NATIONAL HYMN, the tune to which this text is sung, was written by George W. Warren in 1892. It was first published in Arthur H. Messiter's The Hymnal Revised and Enlarged in 1893. One popular feature of this tune is the trumpet fanfares at the beginning of each short phrase. In the original publication of this tune, the first phrase was indicated “Voices alone,” with the organ joining after the second fanfare. This hymn should be sung in harmony at a moderately slow tempo, with full accompaniment.
This hymn is usually treated as an American patriotic hymn, which it was originally intended to be. In this use, it is sometimes combined with other patriotic hymns, such as in “Patriot’s Medley” for brass sextet, which combines “God of the Ages,” “America the Beautiful,” and “Battle Hymn of the Republic.” However, this text is not inherently American, so it can also be used by any nation as a prayer for God’s guidance. “God of All Ages, Whose Almighty Hand” is a choral setting in which the standard opening fanfare is expanded to include the choir and is repeated at the end.
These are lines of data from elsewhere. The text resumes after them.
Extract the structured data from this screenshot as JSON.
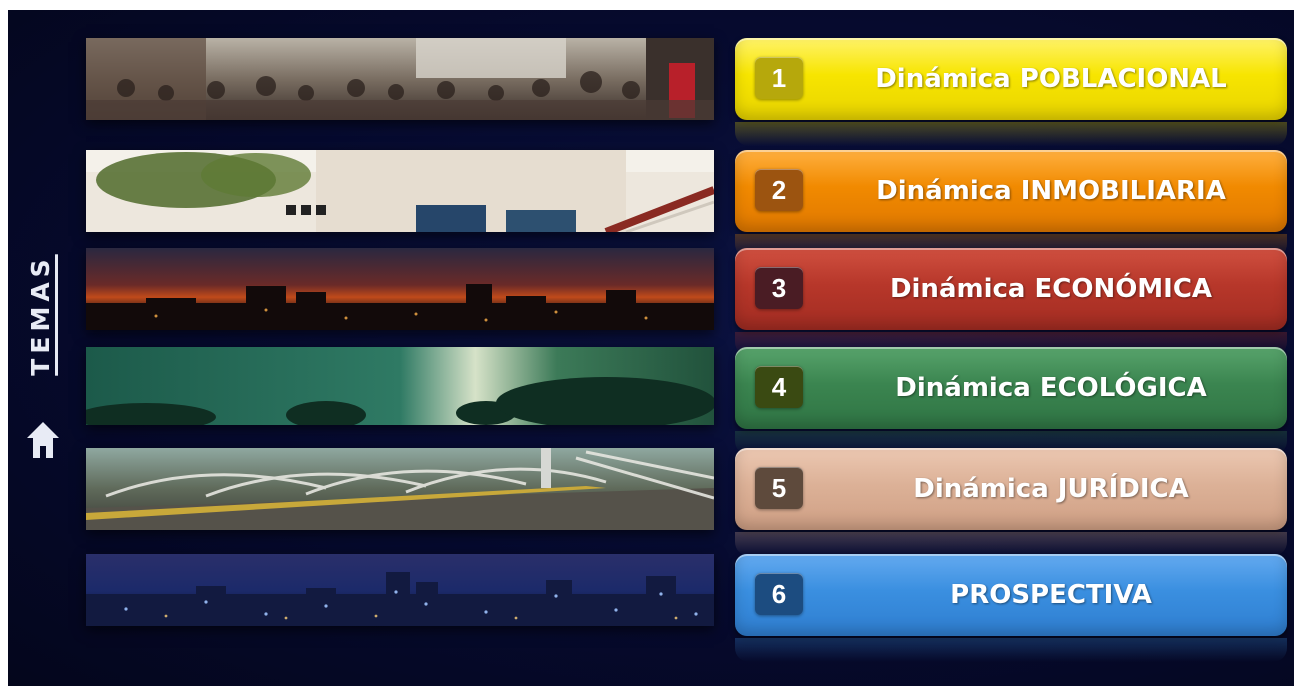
{
  "sidebar": {
    "label": "TEMAS",
    "home_icon": "home-icon"
  },
  "colors": {
    "background": "#060a2e",
    "topic_1": "#f7e500",
    "topic_2": "#f18a00",
    "topic_3": "#b7372a",
    "topic_4": "#3b8550",
    "topic_5": "#dcb197",
    "topic_6": "#3a8fe0"
  },
  "topics": [
    {
      "number": "1",
      "label": "Dinámica POBLACIONAL",
      "image": "crowd-street-photo"
    },
    {
      "number": "2",
      "label": "Dinámica INMOBILIARIA",
      "image": "building-photo"
    },
    {
      "number": "3",
      "label": "Dinámica ECONÓMICA",
      "image": "city-sunset-photo"
    },
    {
      "number": "4",
      "label": "Dinámica ECOLÓGICA",
      "image": "forest-mist-photo"
    },
    {
      "number": "5",
      "label": "Dinámica JURÍDICA",
      "image": "bridge-photo"
    },
    {
      "number": "6",
      "label": "PROSPECTIVA",
      "image": "night-skyline-photo"
    }
  ]
}
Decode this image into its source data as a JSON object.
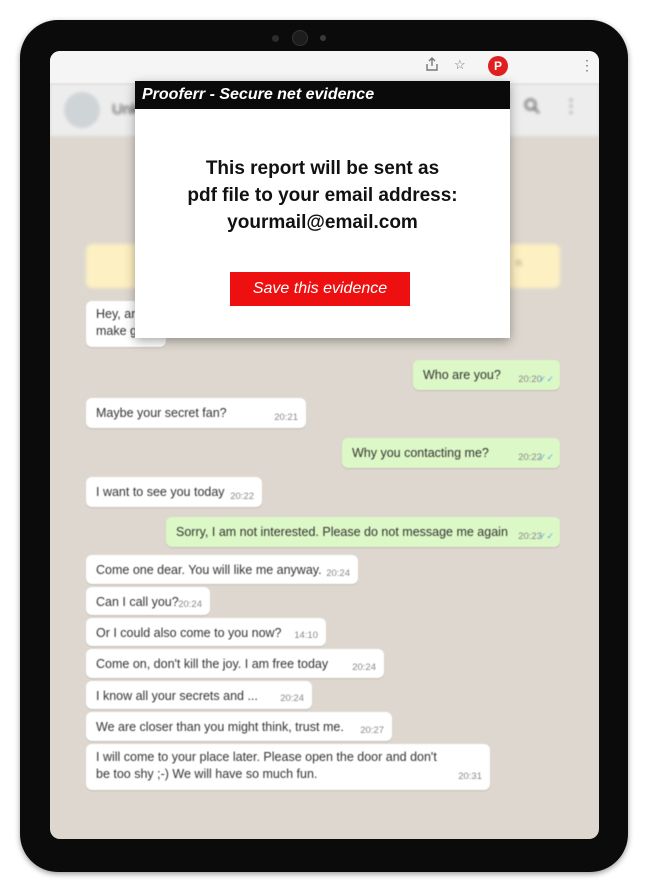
{
  "browser": {
    "extension_badge": "P",
    "icons": [
      "share-icon",
      "star-icon",
      "kebab-menu-icon"
    ]
  },
  "chat_header": {
    "name": "Unk",
    "icons": [
      "search-icon",
      "menu-icon"
    ]
  },
  "messages": [
    {
      "id": "m1",
      "direction": "in",
      "lines": [
        "Hey, ar",
        "make g"
      ],
      "time": ""
    },
    {
      "id": "m2",
      "direction": "out",
      "text": "Who are you?",
      "time": "20:20"
    },
    {
      "id": "m3",
      "direction": "in",
      "text": "Maybe your secret fan?",
      "time": "20:21"
    },
    {
      "id": "m4",
      "direction": "out",
      "text": "Why you contacting me?",
      "time": "20:22"
    },
    {
      "id": "m5",
      "direction": "in",
      "text": "I want to see you today",
      "time": "20:22"
    },
    {
      "id": "m6",
      "direction": "out",
      "text": "Sorry, I am not interested. Please do not message me again",
      "time": "20:23"
    },
    {
      "id": "m7",
      "direction": "in",
      "text": "Come one dear. You will like me anyway.",
      "time": "20:24"
    },
    {
      "id": "m8",
      "direction": "in",
      "text": "Can I call you?",
      "time": "20:24"
    },
    {
      "id": "m9",
      "direction": "in",
      "text": "Or I could also come to you now?",
      "time": "14:10"
    },
    {
      "id": "m10",
      "direction": "in",
      "text": "Come on, don't kill the joy. I am free today",
      "time": "20:24"
    },
    {
      "id": "m11",
      "direction": "in",
      "text": "I know all your secrets and ...",
      "time": "20:24"
    },
    {
      "id": "m12",
      "direction": "in",
      "text": "We are closer than you might think, trust me.",
      "time": "20:27"
    },
    {
      "id": "m13",
      "direction": "in",
      "lines": [
        "I will come to your place later. Please open the door and don't",
        "be too shy ;-) We will have so much fun."
      ],
      "time": "20:31"
    }
  ],
  "encryption_notice": {
    "tail": "n"
  },
  "popup": {
    "title": "Prooferr - Secure net evidence",
    "message_line1": "This report will be sent as",
    "message_line2": "pdf file to your email address:",
    "email": "yourmail@email.com",
    "button_label": "Save this evidence"
  },
  "colors": {
    "popup_header": "#0a0a0a",
    "button": "#ee1010",
    "outgoing_bubble": "#dcf8c6",
    "chat_background": "#ddd7cf",
    "extension_badge": "#e02020"
  }
}
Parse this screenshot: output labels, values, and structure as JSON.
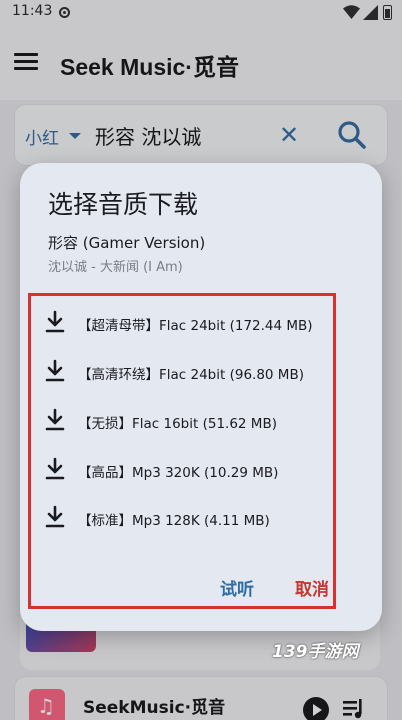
{
  "status_bar": {
    "time": "11:43"
  },
  "app_bar": {
    "title": "Seek Music·觅音"
  },
  "search": {
    "scope": "小红",
    "query": "形容 沈以诚"
  },
  "dialog": {
    "title": "选择音质下载",
    "song_title": "形容 (Gamer Version)",
    "song_meta": "沈以诚 - 大新闻 (I Am)",
    "options": [
      {
        "label": "【超清母带】Flac 24bit (172.44 MB)"
      },
      {
        "label": "【高清环绕】Flac 24bit (96.80 MB)"
      },
      {
        "label": "【无损】Flac 16bit (51.62 MB)"
      },
      {
        "label": "【高品】Mp3 320K (10.29 MB)"
      },
      {
        "label": "【标准】Mp3 128K (4.11 MB)"
      }
    ],
    "listen_label": "试听",
    "cancel_label": "取消"
  },
  "player": {
    "title": "SeekMusic·觅音"
  },
  "watermark": "139手游网",
  "colors": {
    "accent": "#3a6ea5",
    "danger": "#c8362c",
    "highlight": "#d8322f"
  }
}
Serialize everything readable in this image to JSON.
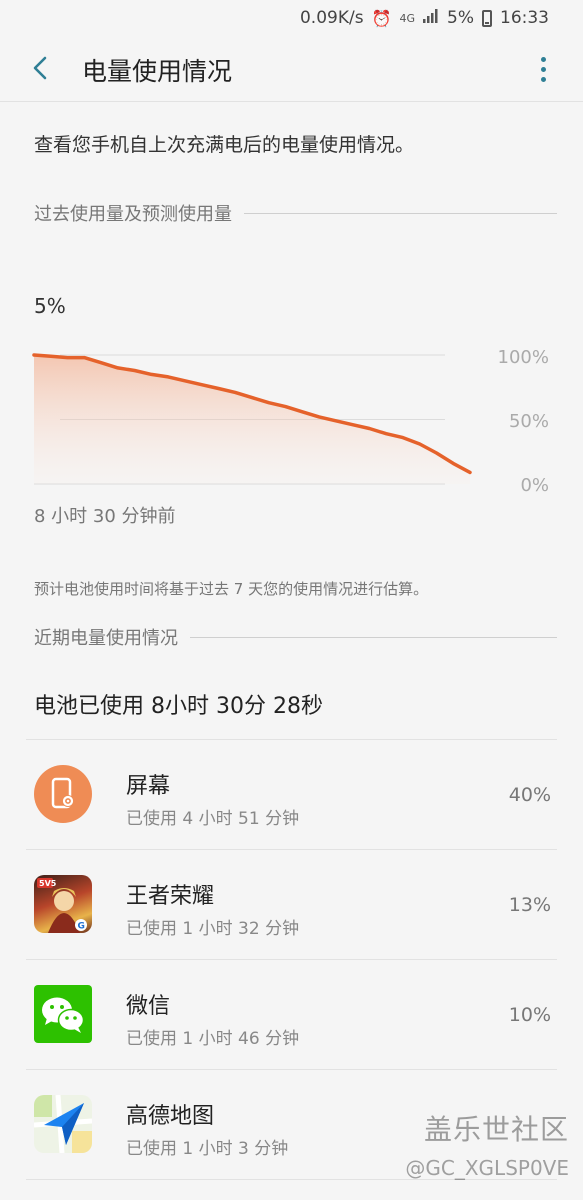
{
  "status_bar": {
    "net_speed": "0.09K/s",
    "network": "4G",
    "battery_pct": "5%",
    "time": "16:33"
  },
  "header": {
    "title": "电量使用情况"
  },
  "description": "查看您手机自上次充满电后的电量使用情况。",
  "past_section": {
    "title": "过去使用量及预测使用量"
  },
  "chart_data": {
    "type": "area",
    "current_label": "5%",
    "y_tick_labels": [
      "100%",
      "50%",
      "0%"
    ],
    "ylim": [
      0,
      100
    ],
    "x_start_label": "8 小时 30 分钟前",
    "series": [
      {
        "values": [
          100,
          99,
          98,
          98,
          94,
          90,
          88,
          85,
          83,
          80,
          77,
          74,
          71,
          67,
          63,
          60,
          56,
          52,
          49,
          46,
          43,
          39,
          36,
          31,
          24,
          16,
          9
        ],
        "color": "#e5622b"
      }
    ]
  },
  "estimate_note": "预计电池使用时间将基于过去 7 天您的使用情况进行估算。",
  "recent_section": {
    "title": "近期电量使用情况"
  },
  "total_usage": "电池已使用 8小时 30分 28秒",
  "apps": [
    {
      "name": "屏幕",
      "usage": "已使用 4 小时 51 分钟",
      "percent": "40%",
      "icon": "screen-icon"
    },
    {
      "name": "王者荣耀",
      "usage": "已使用 1 小时 32 分钟",
      "percent": "13%",
      "icon": "game-icon"
    },
    {
      "name": "微信",
      "usage": "已使用 1 小时 46 分钟",
      "percent": "10%",
      "icon": "wechat-icon"
    },
    {
      "name": "高德地图",
      "usage": "已使用 1 小时 3 分钟",
      "percent": "",
      "icon": "map-icon"
    }
  ],
  "watermark": {
    "line1": "盖乐世社区",
    "line2": "@GC_XGLSP0VE"
  },
  "colors": {
    "accent": "#2f7f95",
    "chart_line": "#e5622b",
    "screen_icon_bg": "#ef8c55",
    "wechat_bg": "#2dc100"
  }
}
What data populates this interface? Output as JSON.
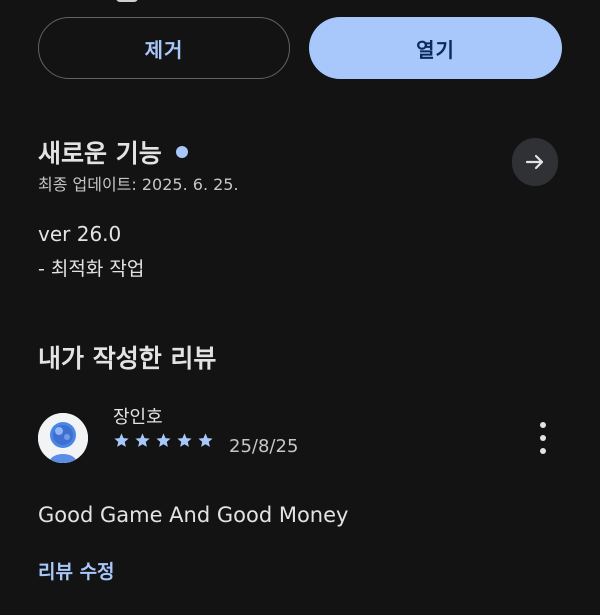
{
  "buttons": {
    "remove_label": "제거",
    "open_label": "열기"
  },
  "whats_new": {
    "title": "새로운 기능",
    "updated": "최종 업데이트: 2025. 6. 25.",
    "version": "ver 26.0",
    "notes": "- 최적화 작업"
  },
  "my_review": {
    "title": "내가 작성한 리뷰",
    "reviewer_name": "장인호",
    "rating": 5,
    "rating_max": 5,
    "date": "25/8/25",
    "text": "Good Game And Good Money",
    "edit_label": "리뷰 수정"
  },
  "colors": {
    "background": "#131314",
    "accent": "#a8c7fa",
    "surface": "#303134",
    "text": "#e3e3e3"
  },
  "icons": [
    "arrow-right-icon",
    "star-icon",
    "more-vert-icon",
    "avatar-icon",
    "new-dot-icon"
  ]
}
Brass and percussion are optional, but with this hymn, the trumpets are expected on the fanfares. This setting is also included in the global prayer service “Prayers for the Nations.” A simpler way to augment this grand hymn tune is with a brass quartet setting of “NATIONAL HYMN” that is designed to complement the standard hymnal setting for congregational singing.